Speak to your team in order to find out what your competition is getting right. Staff who have worked for, or alongside their counterparts on-site, in previous roles, joint ventures or sub-contracting arrangements will have plenty of tech envy, and will be ready to tell you where you’re missing the mark. And listen well; after all, these are the competitors who will eventually poach all your best people.
5. Which processes and factors might be losing you work?
Think about your safety and quality compliance workflows and how they, or your track record in executing them, might have an impact on how you score in tender bids. Large contracts, especially in the public sector, come with stringent demands where safety and quality are concerned, not to mention the move toward carbon neutrality. If your competitors are already fully digital, they’re probably scoring comparatively high in all these areas.
6. Which processes have historically resulted in NCRs, litigation, insurance claims or injuries?
While serious negative outcomes might be few and far between, their impact on a business can be deep and far-reaching, either due to heavy financial penalties, or the lingering reputational damage that inevitably follows. These penalties can range from relatively easy to quantify (fines and legal costs) to extremely difficult (opportunities lost due to a company’s soiled reputation), but even a high-level estimate should highlight a few key areas of concern.

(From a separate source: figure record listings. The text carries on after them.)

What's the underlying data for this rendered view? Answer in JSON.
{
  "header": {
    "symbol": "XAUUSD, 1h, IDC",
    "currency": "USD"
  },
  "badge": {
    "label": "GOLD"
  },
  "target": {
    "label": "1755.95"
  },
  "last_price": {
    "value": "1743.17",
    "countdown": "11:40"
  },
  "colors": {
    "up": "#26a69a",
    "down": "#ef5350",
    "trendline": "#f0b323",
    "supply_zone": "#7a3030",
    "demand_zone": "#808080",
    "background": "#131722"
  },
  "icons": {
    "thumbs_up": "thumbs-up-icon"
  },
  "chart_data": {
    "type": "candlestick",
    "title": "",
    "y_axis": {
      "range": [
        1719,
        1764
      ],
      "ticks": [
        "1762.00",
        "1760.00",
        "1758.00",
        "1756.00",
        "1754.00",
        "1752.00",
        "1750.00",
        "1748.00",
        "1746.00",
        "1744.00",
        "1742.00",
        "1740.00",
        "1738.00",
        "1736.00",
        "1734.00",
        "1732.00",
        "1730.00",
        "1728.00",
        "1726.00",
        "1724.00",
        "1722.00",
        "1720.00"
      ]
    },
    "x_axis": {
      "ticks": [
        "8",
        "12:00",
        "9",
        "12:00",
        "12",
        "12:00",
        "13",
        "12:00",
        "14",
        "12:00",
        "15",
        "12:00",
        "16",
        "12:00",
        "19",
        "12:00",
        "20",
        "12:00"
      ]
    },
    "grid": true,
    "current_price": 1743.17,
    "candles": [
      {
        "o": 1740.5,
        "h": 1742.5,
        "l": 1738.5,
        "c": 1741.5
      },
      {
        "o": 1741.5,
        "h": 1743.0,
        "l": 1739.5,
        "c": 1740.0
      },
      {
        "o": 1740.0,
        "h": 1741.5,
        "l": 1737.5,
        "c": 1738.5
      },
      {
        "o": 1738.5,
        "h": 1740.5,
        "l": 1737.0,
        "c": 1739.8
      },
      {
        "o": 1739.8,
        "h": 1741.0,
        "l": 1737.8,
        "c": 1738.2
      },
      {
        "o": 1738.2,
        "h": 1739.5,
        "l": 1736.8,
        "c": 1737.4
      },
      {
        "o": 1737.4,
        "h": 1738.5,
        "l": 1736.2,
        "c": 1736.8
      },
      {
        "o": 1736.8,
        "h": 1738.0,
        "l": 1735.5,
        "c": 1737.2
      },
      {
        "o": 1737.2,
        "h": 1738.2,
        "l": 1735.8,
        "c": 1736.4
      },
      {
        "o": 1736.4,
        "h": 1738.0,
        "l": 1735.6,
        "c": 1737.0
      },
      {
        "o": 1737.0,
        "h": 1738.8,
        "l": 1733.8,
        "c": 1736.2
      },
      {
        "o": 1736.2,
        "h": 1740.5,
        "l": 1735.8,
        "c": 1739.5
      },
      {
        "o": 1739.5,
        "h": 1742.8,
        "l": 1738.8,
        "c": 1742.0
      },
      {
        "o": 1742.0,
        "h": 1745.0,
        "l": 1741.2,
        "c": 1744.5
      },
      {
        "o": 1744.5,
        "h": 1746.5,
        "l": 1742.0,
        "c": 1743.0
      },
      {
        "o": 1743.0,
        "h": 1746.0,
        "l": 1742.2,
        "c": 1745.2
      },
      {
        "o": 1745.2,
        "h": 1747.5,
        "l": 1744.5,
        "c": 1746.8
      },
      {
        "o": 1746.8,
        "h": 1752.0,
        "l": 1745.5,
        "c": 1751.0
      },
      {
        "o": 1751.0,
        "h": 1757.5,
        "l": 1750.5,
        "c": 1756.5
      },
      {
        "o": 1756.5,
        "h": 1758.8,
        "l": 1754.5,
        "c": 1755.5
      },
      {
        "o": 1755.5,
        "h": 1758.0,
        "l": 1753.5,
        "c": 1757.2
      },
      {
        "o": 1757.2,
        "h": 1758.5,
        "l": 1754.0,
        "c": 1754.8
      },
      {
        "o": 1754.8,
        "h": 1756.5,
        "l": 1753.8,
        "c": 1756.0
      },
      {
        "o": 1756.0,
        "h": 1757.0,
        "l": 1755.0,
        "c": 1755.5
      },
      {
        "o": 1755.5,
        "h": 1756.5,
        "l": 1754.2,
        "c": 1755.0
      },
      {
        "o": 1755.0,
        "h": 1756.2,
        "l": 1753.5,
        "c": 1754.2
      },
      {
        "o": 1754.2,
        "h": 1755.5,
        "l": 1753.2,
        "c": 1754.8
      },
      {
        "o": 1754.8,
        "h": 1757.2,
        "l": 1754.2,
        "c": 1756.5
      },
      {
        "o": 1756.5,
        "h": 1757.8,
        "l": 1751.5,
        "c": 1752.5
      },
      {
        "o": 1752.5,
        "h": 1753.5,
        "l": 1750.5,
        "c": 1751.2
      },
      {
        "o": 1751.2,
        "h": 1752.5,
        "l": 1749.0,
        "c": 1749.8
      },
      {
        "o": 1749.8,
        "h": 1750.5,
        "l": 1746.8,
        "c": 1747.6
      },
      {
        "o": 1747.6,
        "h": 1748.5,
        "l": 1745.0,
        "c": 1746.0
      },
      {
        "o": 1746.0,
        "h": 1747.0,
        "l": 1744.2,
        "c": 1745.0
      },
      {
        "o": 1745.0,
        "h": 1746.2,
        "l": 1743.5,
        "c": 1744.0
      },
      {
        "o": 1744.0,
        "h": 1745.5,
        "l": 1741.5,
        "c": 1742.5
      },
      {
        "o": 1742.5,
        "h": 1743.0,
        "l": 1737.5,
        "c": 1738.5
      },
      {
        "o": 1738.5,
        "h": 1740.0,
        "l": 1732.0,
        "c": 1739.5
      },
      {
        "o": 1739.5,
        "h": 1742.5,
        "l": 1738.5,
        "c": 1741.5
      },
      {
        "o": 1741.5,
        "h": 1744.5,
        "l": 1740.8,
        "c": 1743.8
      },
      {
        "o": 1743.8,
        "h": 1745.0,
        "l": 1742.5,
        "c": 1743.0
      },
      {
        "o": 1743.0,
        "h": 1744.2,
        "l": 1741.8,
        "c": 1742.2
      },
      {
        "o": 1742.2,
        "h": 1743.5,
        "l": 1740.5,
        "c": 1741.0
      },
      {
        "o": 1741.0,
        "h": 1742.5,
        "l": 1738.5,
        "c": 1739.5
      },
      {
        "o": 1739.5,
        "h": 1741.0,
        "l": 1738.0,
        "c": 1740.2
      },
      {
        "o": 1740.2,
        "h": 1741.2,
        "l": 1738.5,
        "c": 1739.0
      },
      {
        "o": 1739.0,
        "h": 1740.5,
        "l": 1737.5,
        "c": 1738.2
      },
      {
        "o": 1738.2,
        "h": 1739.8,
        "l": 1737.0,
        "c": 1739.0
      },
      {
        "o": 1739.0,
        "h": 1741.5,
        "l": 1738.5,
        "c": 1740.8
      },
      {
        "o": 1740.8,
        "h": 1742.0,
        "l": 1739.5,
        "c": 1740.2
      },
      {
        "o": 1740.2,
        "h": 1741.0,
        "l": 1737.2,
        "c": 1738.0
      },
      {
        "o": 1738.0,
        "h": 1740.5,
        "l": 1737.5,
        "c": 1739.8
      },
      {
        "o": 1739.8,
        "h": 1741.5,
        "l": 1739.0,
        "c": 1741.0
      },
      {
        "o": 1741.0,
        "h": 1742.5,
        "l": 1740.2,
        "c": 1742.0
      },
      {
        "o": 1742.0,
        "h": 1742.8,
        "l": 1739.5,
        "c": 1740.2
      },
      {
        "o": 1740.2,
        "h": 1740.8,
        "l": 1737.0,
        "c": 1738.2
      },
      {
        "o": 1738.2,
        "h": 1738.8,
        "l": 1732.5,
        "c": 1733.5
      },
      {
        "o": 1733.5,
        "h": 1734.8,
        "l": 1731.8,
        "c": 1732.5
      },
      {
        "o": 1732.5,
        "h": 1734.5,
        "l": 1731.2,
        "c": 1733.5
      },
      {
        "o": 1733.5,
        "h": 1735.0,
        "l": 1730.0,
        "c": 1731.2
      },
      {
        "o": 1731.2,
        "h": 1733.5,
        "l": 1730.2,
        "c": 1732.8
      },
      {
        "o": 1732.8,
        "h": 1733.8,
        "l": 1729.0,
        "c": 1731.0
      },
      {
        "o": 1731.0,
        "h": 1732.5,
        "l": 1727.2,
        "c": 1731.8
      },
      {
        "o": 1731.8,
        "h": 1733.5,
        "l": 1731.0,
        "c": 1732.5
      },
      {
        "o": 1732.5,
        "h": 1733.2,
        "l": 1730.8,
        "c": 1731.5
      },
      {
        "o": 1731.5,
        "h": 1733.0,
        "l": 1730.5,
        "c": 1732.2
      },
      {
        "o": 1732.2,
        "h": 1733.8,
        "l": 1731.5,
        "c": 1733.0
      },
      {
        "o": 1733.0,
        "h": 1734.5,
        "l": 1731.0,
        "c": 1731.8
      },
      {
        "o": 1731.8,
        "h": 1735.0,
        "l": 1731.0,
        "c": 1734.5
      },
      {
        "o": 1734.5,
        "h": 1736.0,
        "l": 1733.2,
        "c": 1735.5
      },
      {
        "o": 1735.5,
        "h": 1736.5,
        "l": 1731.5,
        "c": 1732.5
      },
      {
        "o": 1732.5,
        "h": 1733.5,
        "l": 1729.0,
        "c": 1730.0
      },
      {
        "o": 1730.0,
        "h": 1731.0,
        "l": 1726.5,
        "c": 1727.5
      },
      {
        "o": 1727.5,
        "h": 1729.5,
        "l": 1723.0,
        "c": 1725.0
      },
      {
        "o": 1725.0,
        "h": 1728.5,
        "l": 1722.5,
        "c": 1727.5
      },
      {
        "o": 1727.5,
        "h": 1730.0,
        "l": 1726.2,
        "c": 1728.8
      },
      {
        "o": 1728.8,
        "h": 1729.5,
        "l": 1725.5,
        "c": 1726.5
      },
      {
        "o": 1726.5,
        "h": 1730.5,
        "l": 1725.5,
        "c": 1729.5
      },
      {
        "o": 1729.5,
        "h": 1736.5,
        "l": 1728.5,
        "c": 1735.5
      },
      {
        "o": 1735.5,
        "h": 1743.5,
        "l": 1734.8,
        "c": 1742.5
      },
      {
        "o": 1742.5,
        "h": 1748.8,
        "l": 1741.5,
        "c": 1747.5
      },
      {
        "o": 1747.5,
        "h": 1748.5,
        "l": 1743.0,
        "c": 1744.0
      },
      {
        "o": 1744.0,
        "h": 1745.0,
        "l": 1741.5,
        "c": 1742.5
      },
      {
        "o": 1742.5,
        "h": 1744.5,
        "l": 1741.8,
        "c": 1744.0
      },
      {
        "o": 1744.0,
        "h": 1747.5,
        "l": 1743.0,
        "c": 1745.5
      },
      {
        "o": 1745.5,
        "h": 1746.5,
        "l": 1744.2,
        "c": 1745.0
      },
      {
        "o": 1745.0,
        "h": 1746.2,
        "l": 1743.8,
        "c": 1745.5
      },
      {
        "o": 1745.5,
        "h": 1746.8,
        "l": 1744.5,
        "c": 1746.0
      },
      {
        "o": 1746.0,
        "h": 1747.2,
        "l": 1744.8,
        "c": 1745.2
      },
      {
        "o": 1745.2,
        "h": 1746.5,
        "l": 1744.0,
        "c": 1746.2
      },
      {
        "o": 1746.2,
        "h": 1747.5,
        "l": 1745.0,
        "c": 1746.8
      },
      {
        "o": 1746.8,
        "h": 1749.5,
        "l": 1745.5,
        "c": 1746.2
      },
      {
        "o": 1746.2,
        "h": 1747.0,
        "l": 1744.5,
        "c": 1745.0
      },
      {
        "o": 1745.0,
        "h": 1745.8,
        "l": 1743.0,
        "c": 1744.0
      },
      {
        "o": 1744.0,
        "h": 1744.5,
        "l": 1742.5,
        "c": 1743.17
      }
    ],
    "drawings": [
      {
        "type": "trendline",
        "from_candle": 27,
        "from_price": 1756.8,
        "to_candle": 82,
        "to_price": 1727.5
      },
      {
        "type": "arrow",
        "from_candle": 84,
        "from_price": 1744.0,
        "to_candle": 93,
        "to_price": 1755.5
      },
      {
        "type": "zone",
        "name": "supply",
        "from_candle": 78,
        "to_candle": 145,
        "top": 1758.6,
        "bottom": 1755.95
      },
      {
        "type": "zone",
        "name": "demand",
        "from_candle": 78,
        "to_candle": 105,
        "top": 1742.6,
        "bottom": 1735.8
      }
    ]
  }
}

Once you’ve answered these questions, it’s a case of getting buy-in from senior management to invest in digitisation, which can be a challenge. You’ll need to look at potential solutions and assess which one is the best fit for your business, in terms of capabilities and cost. Then a strong business case should be composed to present to whoever holds the purse strings. This should take into consideration which processes you’ll look at digitising first and how much you should consider investing in each one to maximise return on investment.
Although a business digital transformation can seem to be a daunting prospect, it’s easier to implement than you would think. With the right tools and guidance, a business can be changed for the better and safeguarded for the future. From attracting new employees to improving safety and efficiency of your processes, technology holds the key to solving your problems.
As a business, you must constantly be looking at your competition and assessing whether or not you’re staying relevant within your industry. Paper and manual processes are outdated; hanging on to them simply because they have worked fine for you up until now won’t cut it. Rail and construction businesses especially need to be thinking long-term about their continued success and how this can be sustained.